The direct and independent association between blood pressure and BMI or weight has been shown in numerous cross-sectional studies 3-5, including the large international study of salt (INTERSALT) carried out in more than 10,000 men and women. INTERSALT reported that a 10 kg (22 lb) higher body weight is associated with 3.0 mm Hg higher systolic and 2.3 mm Hg higher diastolic blood pressure. These differences in blood pressure translate into an estimated 12 percent increased risk for CHD and 24 percent increased risk for stroke. Positive associations have also been shown in prospective studies.
Obesity and hypertension are co-morbid risk factors for the development of cardiovascular disease. The pathophysiology underlying the development of hypertension associated with obesity includes sodium retention and associated increases in vascular resistance, blood volume, and cardiac output.

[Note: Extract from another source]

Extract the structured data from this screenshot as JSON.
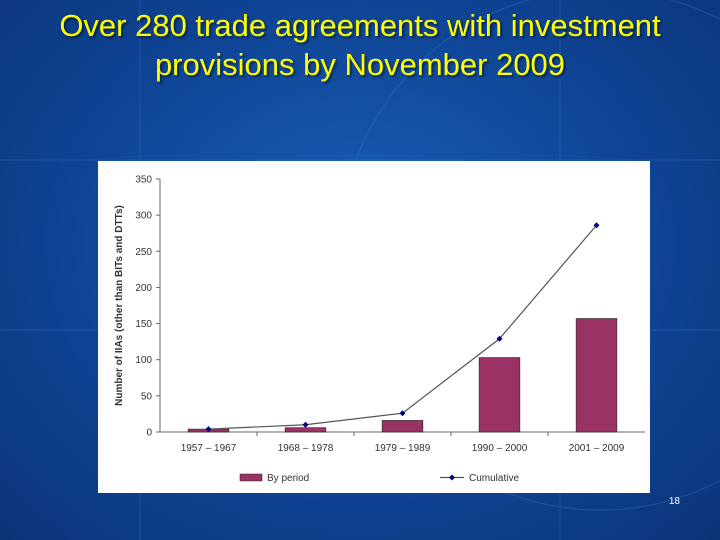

These cardiovascular abnormalities associated with obesity are believed to be related to a combination of increased sodium retention, increased sympathetic nervous system activity, alterations of the renin-angiotensin system and insulin resistance. The precise mechanism whereby weight loss results in a decrease in blood pressure is unknown.
However, it is known that weight loss is associated with a reduction in vascular resistance, total blood volume and cardiac output, an improvement in insulin resistance, a reduction in sympathetic nervous system activity, and suppression of the activity of the renin angiotensin aldosterone system.